The three economists who authored the study predicted Berlin’s new airport might need at least 1.5 billion euros more in public funding until 2023 to avoid insolvency, findings that have been rejected by airport head Engelbert Lütke Daldrup.

Photo by Pascal Meier on Unsplash


By Soraya Sarhaddi Nelson, Benjamin Restle and Caleb Larson

Do you prefer watching films or TV series? If you are a Berlin smoker, you can answer that question by dumping your cigarette butts into special containers with “yes” and “no” sections. 

Photo by Pascal Meier on Unsplash

The 30 containers around Berlin are part of a three-month project run by BSR, the cooperative in charge of removing city garbage. Its goal is to discourage smokers from dumping their cigarette butts on city sidewalks and streets.

Some of the bins also promote environmental awareness, including that a single, discarded cigarette butt pollutes 60 liters — or 15 gallons — of water.


A study published this month warns that the new Berlin Brandenburg International Airport (BER) could face even more major financial difficulties. 

The three economists who authored the study predicted the BER airport — which by some estimates cost taxpayers around 6 billion euros so far — might need at least 1.5 billion euros more in public funding until 2023 to avoid insolvency.

Airport head Engelbert Lütke Daldrup rejects those findings, although he admits some more public funding may be needed.

The airport, which is scheduled to open at the end of October, has taken nine years longer to build, than originally planned.

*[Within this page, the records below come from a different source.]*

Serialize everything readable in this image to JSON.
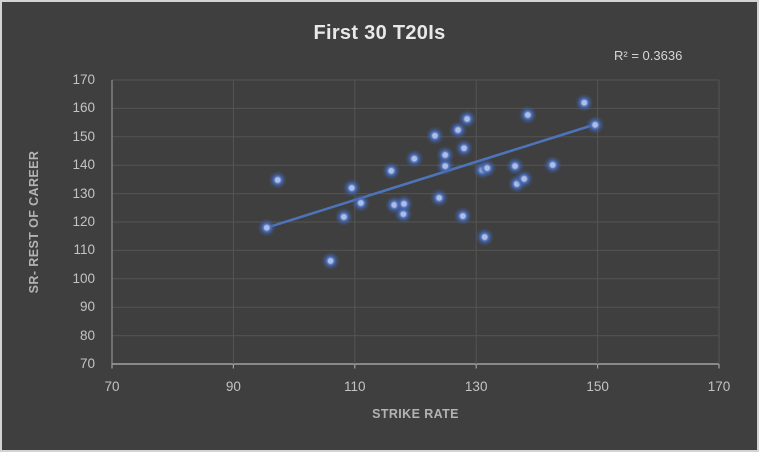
{
  "window": {
    "background": "#3f3f3f",
    "border_color": "#d3d3d3"
  },
  "chart_data": {
    "type": "scatter",
    "title": "First 30 T20Is",
    "annotation": "R² = 0.3636",
    "r_squared": 0.3636,
    "xlabel": "STRIKE RATE",
    "ylabel": "SR- REST OF CAREER",
    "xlim": [
      70,
      170
    ],
    "ylim": [
      70,
      170
    ],
    "x_ticks": [
      70,
      90,
      110,
      130,
      150,
      170
    ],
    "y_ticks": [
      70,
      80,
      90,
      100,
      110,
      120,
      130,
      140,
      150,
      160,
      170
    ],
    "grid": true,
    "legend": false,
    "points": [
      [
        95.5,
        118
      ],
      [
        97.3,
        134.8
      ],
      [
        106,
        106.3
      ],
      [
        108.2,
        121.8
      ],
      [
        109.5,
        132
      ],
      [
        111,
        126.7
      ],
      [
        116,
        138
      ],
      [
        116.5,
        126
      ],
      [
        118,
        122.8
      ],
      [
        118.1,
        126.4
      ],
      [
        119.8,
        142.3
      ],
      [
        123.2,
        150.4
      ],
      [
        123.9,
        128.5
      ],
      [
        124.9,
        139.7
      ],
      [
        124.9,
        143.6
      ],
      [
        127,
        152.4
      ],
      [
        127.8,
        122.1
      ],
      [
        128,
        146
      ],
      [
        128.5,
        156.3
      ],
      [
        131,
        138.3
      ],
      [
        131.8,
        139
      ],
      [
        131.4,
        114.7
      ],
      [
        136.4,
        139.7
      ],
      [
        136.7,
        133.4
      ],
      [
        137.9,
        135.2
      ],
      [
        138.5,
        157.7
      ],
      [
        142.6,
        140.1
      ],
      [
        147.8,
        162
      ],
      [
        149.6,
        154.2
      ]
    ],
    "trendline": {
      "x1": 95.5,
      "y1": 118,
      "x2": 149.8,
      "y2": 154.5
    },
    "colors": {
      "marker_core": "#aebce6",
      "marker_glow": "#3f63ad",
      "trendline": "#4d74ba",
      "gridline": "#545454",
      "axis_line": "#a2a2a2",
      "side_axis_line": "#8a8a8a",
      "tick_label": "#c3c3c3",
      "axis_title": "#b3b3b3",
      "title": "#e9e9e9",
      "annotation": "#d6d6d6"
    }
  }
}
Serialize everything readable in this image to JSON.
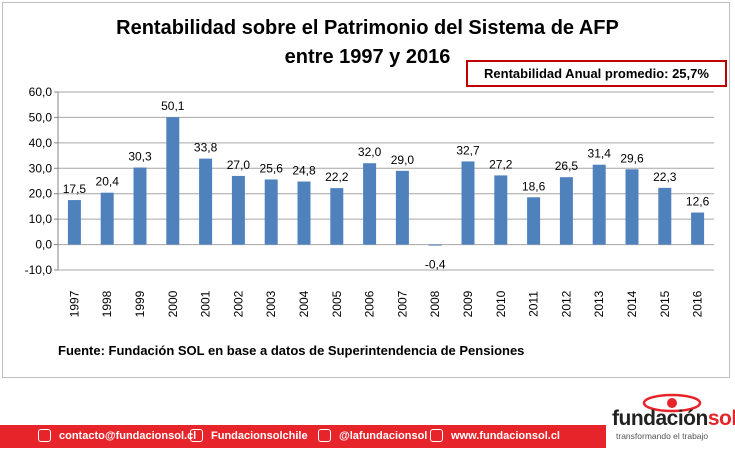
{
  "title_line1": "Rentabilidad sobre el Patrimonio del Sistema de AFP",
  "title_line2": "entre 1997 y 2016",
  "average_label": "Rentabilidad Anual promedio: 25,7%",
  "source_note": "Fuente: Fundación SOL en base a datos de Superintendencia de Pensiones",
  "footer": {
    "email": "contacto@fundacionsol.cl",
    "facebook": "Fundacionsolchile",
    "twitter": "@lafundacionsol",
    "website": "www.fundacionsol.cl"
  },
  "logo": {
    "word_a": "fundación",
    "word_b": "sol",
    "tagline": "transformando el trabajo"
  },
  "colors": {
    "bar": "#4f81bd",
    "accent": "#c00000",
    "brand_red": "#e8242b"
  },
  "chart_data": {
    "type": "bar",
    "title": "Rentabilidad sobre el Patrimonio del Sistema de AFP entre 1997 y 2016",
    "categories": [
      "1997",
      "1998",
      "1999",
      "2000",
      "2001",
      "2002",
      "2003",
      "2004",
      "2005",
      "2006",
      "2007",
      "2008",
      "2009",
      "2010",
      "2011",
      "2012",
      "2013",
      "2014",
      "2015",
      "2016"
    ],
    "values": [
      17.5,
      20.4,
      30.3,
      50.1,
      33.8,
      27.0,
      25.6,
      24.8,
      22.2,
      32.0,
      29.0,
      -0.4,
      32.7,
      27.2,
      18.6,
      26.5,
      31.4,
      29.6,
      22.3,
      12.6
    ],
    "value_labels": [
      "17,5",
      "20,4",
      "30,3",
      "50,1",
      "33,8",
      "27,0",
      "25,6",
      "24,8",
      "22,2",
      "32,0",
      "29,0",
      "-0,4",
      "32,7",
      "27,2",
      "18,6",
      "26,5",
      "31,4",
      "29,6",
      "22,3",
      "12,6"
    ],
    "ylim": [
      -10,
      60
    ],
    "yticks": [
      "-10,0",
      "0,0",
      "10,0",
      "20,0",
      "30,0",
      "40,0",
      "50,0",
      "60,0"
    ],
    "grid": true,
    "xlabel": "",
    "ylabel": ""
  }
}
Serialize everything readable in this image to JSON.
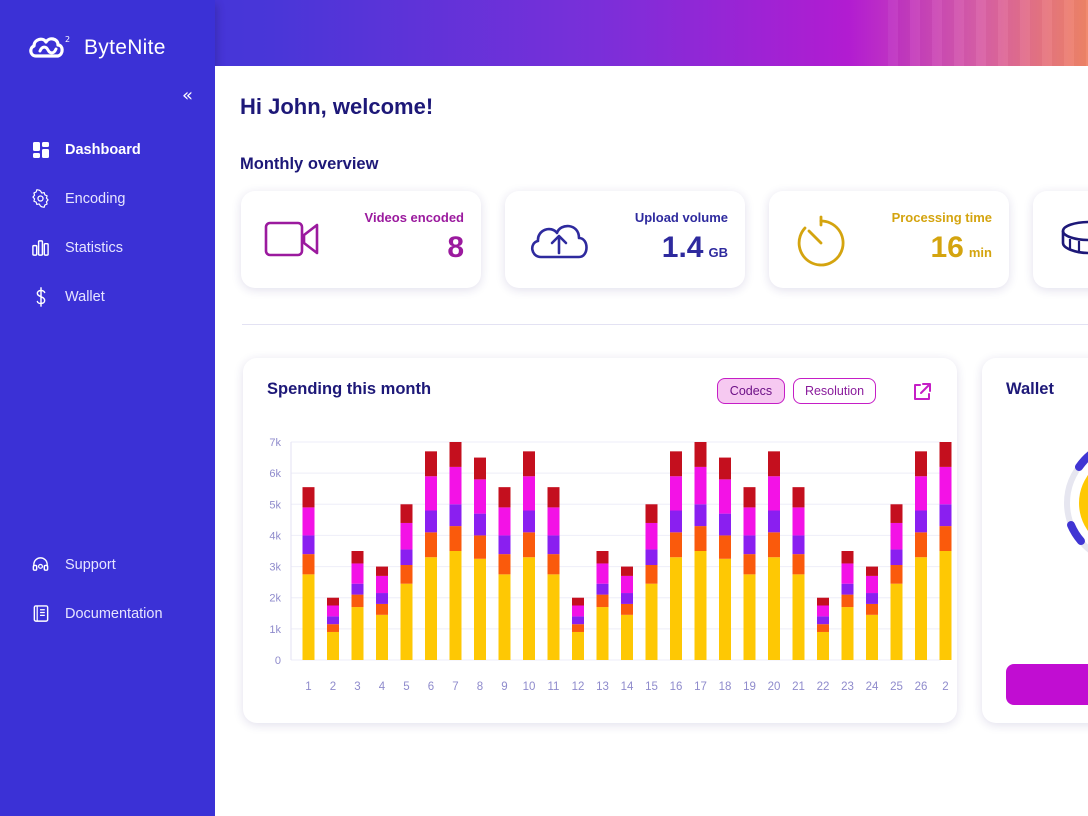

The International Air Transport Association (IATA), meanwhile, estimates it could take at least three years for international air travel to return to pre-coronavirus levels.


Germany’s Federal Statistical Office reports the lowest national inflation rate since November 2016. 

The office says April’s inflation rate of 0.9% is due in part to a sharp decline in prices for heating oil and motor fuels.

Meanwhile, the prices of food and non-alcoholic beverages increased by nearly 5%.

Although Germany is on track for its biggest recession since World War II, it is expected to contract less than other European countries, though slower global recovery could hamper Germany’s future economic outlook.